I wonder if this is related to what I experienced. After the update (update and shoutdown reliably updates and restarts again, does not shut down) a parctice of mine switching Control and Fn keys on my Mac so Control key function gets into the same physical position as Ctrl on the PC keyboard, so using Windwos through Microsoft Remote Desktop and at the keyboard of the Windows computer is a smoother switch, is not working anymore. Windows, through the Remote Desktop does not register the Fn key as Ctrl anymore. The whole thing does not make sense to me.

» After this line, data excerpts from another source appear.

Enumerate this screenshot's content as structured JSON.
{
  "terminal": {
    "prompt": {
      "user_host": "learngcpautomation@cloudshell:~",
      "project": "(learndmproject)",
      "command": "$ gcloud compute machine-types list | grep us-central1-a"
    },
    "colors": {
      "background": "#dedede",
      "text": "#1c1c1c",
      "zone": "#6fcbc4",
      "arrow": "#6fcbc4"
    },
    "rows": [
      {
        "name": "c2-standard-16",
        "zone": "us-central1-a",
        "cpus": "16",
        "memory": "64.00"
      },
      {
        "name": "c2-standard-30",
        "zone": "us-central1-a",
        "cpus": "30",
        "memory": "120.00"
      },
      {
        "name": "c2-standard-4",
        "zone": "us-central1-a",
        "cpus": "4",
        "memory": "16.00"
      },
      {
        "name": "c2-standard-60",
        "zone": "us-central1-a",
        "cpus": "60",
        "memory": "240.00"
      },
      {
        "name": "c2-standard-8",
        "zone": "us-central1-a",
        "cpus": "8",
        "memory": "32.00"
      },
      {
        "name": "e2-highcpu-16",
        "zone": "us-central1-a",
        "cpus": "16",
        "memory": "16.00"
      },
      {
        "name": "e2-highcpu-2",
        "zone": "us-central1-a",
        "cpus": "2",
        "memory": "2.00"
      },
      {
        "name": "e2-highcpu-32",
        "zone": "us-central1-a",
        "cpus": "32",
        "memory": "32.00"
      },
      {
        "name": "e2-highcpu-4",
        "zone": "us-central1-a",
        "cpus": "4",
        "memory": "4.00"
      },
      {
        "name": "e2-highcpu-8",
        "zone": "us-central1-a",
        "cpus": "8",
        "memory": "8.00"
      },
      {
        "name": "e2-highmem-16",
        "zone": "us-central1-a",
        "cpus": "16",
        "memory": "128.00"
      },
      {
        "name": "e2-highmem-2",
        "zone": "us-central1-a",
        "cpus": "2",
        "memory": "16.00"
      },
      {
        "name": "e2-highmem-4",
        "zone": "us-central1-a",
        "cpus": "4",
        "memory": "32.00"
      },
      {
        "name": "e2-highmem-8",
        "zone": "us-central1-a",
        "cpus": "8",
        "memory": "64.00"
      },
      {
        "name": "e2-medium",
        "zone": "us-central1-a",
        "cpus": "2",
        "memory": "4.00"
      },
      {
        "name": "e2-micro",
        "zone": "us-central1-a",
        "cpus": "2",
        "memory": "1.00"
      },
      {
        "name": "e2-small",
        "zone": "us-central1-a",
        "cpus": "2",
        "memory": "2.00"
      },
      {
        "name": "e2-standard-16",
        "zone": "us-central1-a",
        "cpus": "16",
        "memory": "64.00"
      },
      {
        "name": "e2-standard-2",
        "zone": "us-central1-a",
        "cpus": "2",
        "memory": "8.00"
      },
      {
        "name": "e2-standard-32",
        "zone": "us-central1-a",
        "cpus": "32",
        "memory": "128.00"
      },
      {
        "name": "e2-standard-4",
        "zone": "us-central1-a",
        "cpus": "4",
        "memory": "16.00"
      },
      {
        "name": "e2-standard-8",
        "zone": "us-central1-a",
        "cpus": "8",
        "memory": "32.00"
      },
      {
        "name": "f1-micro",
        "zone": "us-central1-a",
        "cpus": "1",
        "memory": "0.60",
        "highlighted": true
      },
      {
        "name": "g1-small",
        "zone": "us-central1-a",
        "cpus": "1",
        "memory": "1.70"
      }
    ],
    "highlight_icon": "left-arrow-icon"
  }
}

The Remote Desktop software on Mac did not change, MacOS should send Remote Desktop the signal of Control key pressed when pressing Fn, the Windows update shall have no effect, yet the sole change here was the Windows update when this annoying thing emerged. I simply had no time to dive into diagnostics and find the underlying reason, it is less resource intensive and less painfull - but one more annoyance on top of the many concerning Windows use - learning to use different Ctrl button location on Mac and PC keyboard again (done before, before learning the Control <> Fn switch trick).

novaleaf · 2 months ago
Some very bad regressions recently.

the update immediately prior to this broke password protected fileshares. Had to wait weeks for a patch to be deployed.

What's worse, is that so many similar problems have occured over the last 20 years is that when you try to search for the problem, you are highly likely to not find the actual cause+workaround, but will instead find one from years before that doesn't exactly apply to the current situation.